The growing popularity of climbing as a leisure activity is partly due to the fact that many climbers find artificial climbing facilities closer to their place of residence or work than natural climbing areas, and with the halls there are no restrictions due to the time of day and weather.

climbing hall

Home to a climbing gym CCA, this is also called indoor climbing or indoor climbing referred. The elimination of weather influences and the monitoring of such halls by the operators increase safety compared to climbing in nature.

The halls themselves are usually 5 to 20 meters high. The individual climbing routes can be considerably longer.

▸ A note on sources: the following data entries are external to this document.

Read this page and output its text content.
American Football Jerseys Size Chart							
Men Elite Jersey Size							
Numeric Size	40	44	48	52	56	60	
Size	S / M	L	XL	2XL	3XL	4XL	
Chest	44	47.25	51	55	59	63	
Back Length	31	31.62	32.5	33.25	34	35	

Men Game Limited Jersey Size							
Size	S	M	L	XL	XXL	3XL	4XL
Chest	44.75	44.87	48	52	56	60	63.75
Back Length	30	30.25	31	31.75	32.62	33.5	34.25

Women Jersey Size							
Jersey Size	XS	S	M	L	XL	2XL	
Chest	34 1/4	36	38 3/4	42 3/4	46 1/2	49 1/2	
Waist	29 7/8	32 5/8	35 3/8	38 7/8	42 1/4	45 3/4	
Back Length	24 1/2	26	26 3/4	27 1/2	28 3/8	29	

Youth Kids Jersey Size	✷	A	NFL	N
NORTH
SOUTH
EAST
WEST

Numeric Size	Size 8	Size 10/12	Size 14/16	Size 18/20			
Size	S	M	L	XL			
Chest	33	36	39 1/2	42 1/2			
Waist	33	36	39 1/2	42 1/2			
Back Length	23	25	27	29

The facility with the world's largest indoor climbing area has been offering the DAV climbing and bouldering center Munich-South since its expansion in spring 2011 . It consists of a total of 7,800 m² climbing area, 3,750 m² of which are indoors.

Another large climbing hall (the largest in Europe until 2010) is the gas works in Schlieren near Zurich / Switzerland . It consists of four halls and has more than 250 routes. This hall used to be a gas works, which was then converted into today's hall. The first "climbing church" in Germany is the former parish church of St. Peter in Mönchengladbach- Waldhausen, it was converted into a climbing hall (1,300 m²).

Climbing wall

A climbing wall is an artificial construction modeled on natural rock , in a hall or outdoors, which is used for climbing . Correspondingly developed areas of natural origin, on the other hand, are called climbing gardens .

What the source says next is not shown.